As we age, priorities change. Many baby boomers now shun the sun (and bathing suites), while wanting to connect with local causes and communities. Trending ‘lifestyle migration’ is also playing a role. U.S. and Canadian expat residents are taking up local Mexico causes, and seeking visitor contributions via materials, time, and ability.

A volunteer vacation (or a simple day of sweat equity) is one of the best ways for a ‘fly and flop’ vacationer to be effective. If you embrace Mexico for living, it’s a safe, social and multicultural encounter with the Mexico that exists outside the all-inclusive resort walls. There’s no shortage of shovel-ready projects.

So, something as simple as a suitcase of school supplies (public schools do not supply student materials) or proper clothing (leave the ski masks at home) will always be welcome gifts.

This means the opportunities are almost endless, especially if you’re fond of kids or animals.

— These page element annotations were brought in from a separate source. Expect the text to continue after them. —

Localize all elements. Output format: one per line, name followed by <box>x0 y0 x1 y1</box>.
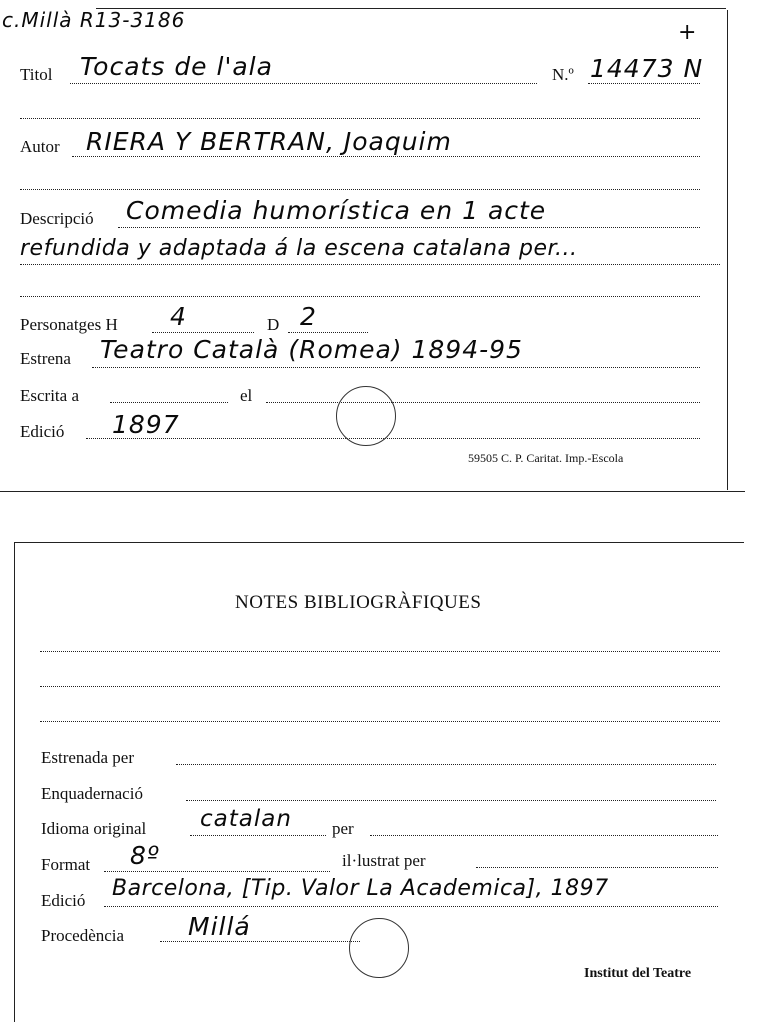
card-bottom-border <box>0 491 745 492</box>
descripcio-line-1 <box>118 227 700 228</box>
institution-stamp: Institut del Teatre <box>584 966 692 981</box>
personatges-h-value: 4 <box>170 302 187 331</box>
punch-hole <box>349 918 409 978</box>
edicio-value: Barcelona, [Tip. Valor La Academica], 1897 <box>112 876 609 901</box>
descripcio-line-2 <box>20 264 720 265</box>
descripcio-label: Descripció <box>20 209 94 228</box>
format-line <box>104 871 330 872</box>
catalog-card-back <box>0 538 759 1028</box>
personatges-d-value: 2 <box>300 302 317 331</box>
edicio-value: 1897 <box>112 410 180 439</box>
separator-line <box>20 189 700 190</box>
top-note: c.Millà R13-3186 <box>2 8 186 32</box>
personatges-d-label: D <box>267 315 280 334</box>
edicio-label: Edició <box>41 891 86 910</box>
estrena-label: Estrena <box>20 349 71 368</box>
enquadernacio-line <box>186 800 716 801</box>
escrita-line <box>110 402 228 403</box>
idioma-per-line <box>370 835 718 836</box>
card-top-border <box>96 8 726 9</box>
titol-value: Tocats de l'ala <box>80 52 273 81</box>
num-line <box>588 83 700 84</box>
notes-line <box>40 651 720 652</box>
el-label: el <box>240 386 253 405</box>
punch-hole <box>336 386 396 446</box>
notes-heading: NOTES BIBLIOGRÀFIQUES <box>235 592 482 613</box>
descripcio-value-2: refundida y adaptada á la escena catalana per... <box>20 236 578 261</box>
num-label: N.º <box>552 65 574 84</box>
idioma-label: Idioma original <box>41 819 147 838</box>
card-right-border <box>727 10 728 490</box>
el-line <box>266 402 700 403</box>
estrenada-label: Estrenada per <box>41 748 134 767</box>
card-top-border <box>14 542 744 543</box>
notes-line <box>40 686 720 687</box>
procedencia-value: Millá <box>188 912 251 941</box>
estrena-line <box>92 367 700 368</box>
num-value: 14473 N <box>590 54 704 83</box>
titol-label: Titol <box>20 65 53 84</box>
catalog-card-front <box>0 0 759 495</box>
format-label: Format <box>41 855 91 874</box>
procedencia-line <box>160 941 360 942</box>
autor-value: RIERA Y BERTRAN, Joaquim <box>86 127 452 156</box>
autor-label: Autor <box>20 137 60 156</box>
estrena-value: Teatro Català (Romea) 1894-95 <box>100 335 523 364</box>
descripcio-value-1: Comedia humorística en 1 acte <box>126 196 547 225</box>
enquadernacio-label: Enquadernació <box>41 784 143 803</box>
il-lustrat-line <box>476 867 718 868</box>
edicio-label: Edició <box>20 422 65 441</box>
titol-line <box>70 83 537 84</box>
autor-line <box>72 156 700 157</box>
notes-line <box>40 721 720 722</box>
personatges-h-line <box>152 332 254 333</box>
personatges-d-line <box>288 332 368 333</box>
personatges-label: Personatges H <box>20 315 118 334</box>
idioma-value: catalan <box>200 806 292 832</box>
separator-line <box>20 296 700 297</box>
plus-mark: + <box>678 20 698 45</box>
estrenada-line <box>176 764 716 765</box>
idioma-per-label: per <box>332 819 354 838</box>
escrita-label: Escrita a <box>20 386 79 405</box>
edicio-line <box>104 906 718 907</box>
separator-line <box>20 118 700 119</box>
card-left-border <box>14 542 15 1022</box>
format-value: 8º <box>130 841 160 870</box>
idioma-line <box>190 835 326 836</box>
printer-imprint: 59505 C. P. Caritat. Imp.-Escola <box>468 451 624 465</box>
procedencia-label: Procedència <box>41 926 125 945</box>
il-lustrat-label: il·lustrat per <box>342 851 426 870</box>
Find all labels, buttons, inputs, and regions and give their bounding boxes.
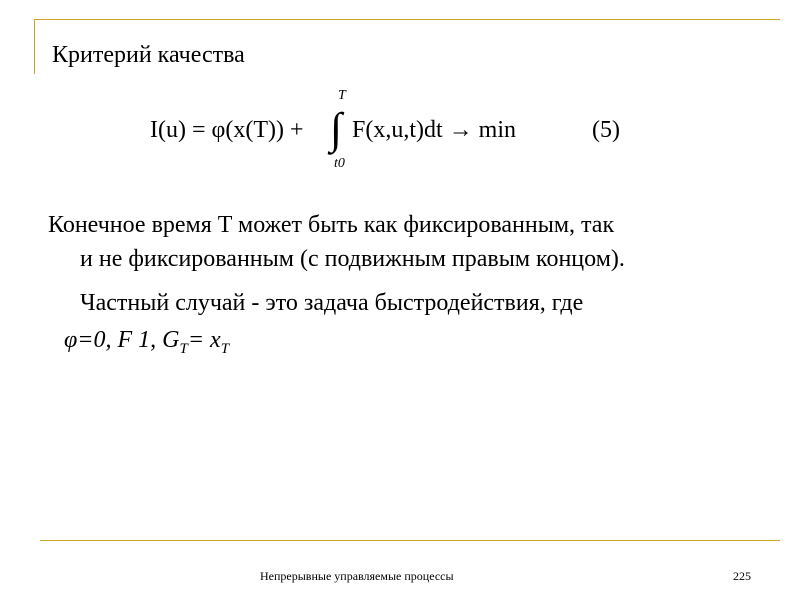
top-rule: [34, 19, 780, 20]
page-number: 225: [733, 569, 751, 583]
special-case-sub2: T: [220, 340, 230, 357]
left-accent-rule: [34, 19, 35, 74]
special-case-part3: = x: [187, 327, 221, 353]
equation-number: (5): [592, 117, 620, 143]
slide-body: [48, 208, 778, 320]
integral-lower-limit: t0: [334, 156, 345, 171]
integral-upper-limit: T: [338, 88, 346, 103]
paragraph1-line2: и не фиксированным (с подвижным правым концом).: [80, 246, 625, 272]
paragraph1-line1: Конечное время T может быть как фиксированным, так: [48, 212, 615, 238]
integral-symbol: ∫: [330, 104, 343, 153]
paragraph-special-case: Частный случай - это задача быстродействия, где: [80, 290, 584, 316]
special-case-sub1: T: [179, 340, 188, 357]
slide-title: Критерий качества: [52, 42, 245, 68]
special-case-formula: [64, 322, 229, 367]
bottom-rule: [40, 540, 780, 541]
criterion-formula: [150, 88, 650, 178]
footer-title: Непрерывные управляемые процессы: [260, 569, 454, 583]
formula-lhs: I(u) = φ(x(T)) +: [150, 117, 304, 143]
formula-integrand: F(x,u,t)dt → min: [352, 117, 517, 143]
special-case-part2: 1, G: [132, 327, 180, 353]
paragraph-final-time: [48, 208, 778, 276]
special-case-part1: φ=0, F: [64, 327, 133, 353]
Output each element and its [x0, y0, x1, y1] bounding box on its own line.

While volunteer options cover a wide array of causes, three ‘themes’ are the most easily found: nature/conservation, child wellness/education, animal rehabilitation.

International volunteer organizations

So, if you’re a Mexico veteran with a fondness for a particular area, ask locals you meet for suggestions. Check with the regional tourist board, get on the mailing list of local newsletters (expatriates, especially, tend to keep tabs on needy causes) and bookmark local Facebook groups.


Links worth checking out:

International Volunteer HQ (IVHQ): wide range of projects around Cuernavaca.
Volunteer Abroad: volunteer and internship programs throughout the country.

Pack for a Purpose: lets visitors respond to local needs by packing medical/school supplies, tools and other handy but hard to find resources.

Yes, you’ll spend a portion of your vacation untethered from the swim-up bar, and (in some cases) pay for the privilege. Whatever happens to be your motivation, most travelers volunteer for the most selfish of reasons: personal enrichment and connection with a cause. It’s putting into action the ‘Think Global, Act Local’ mantra, and having some memorable fun along the way.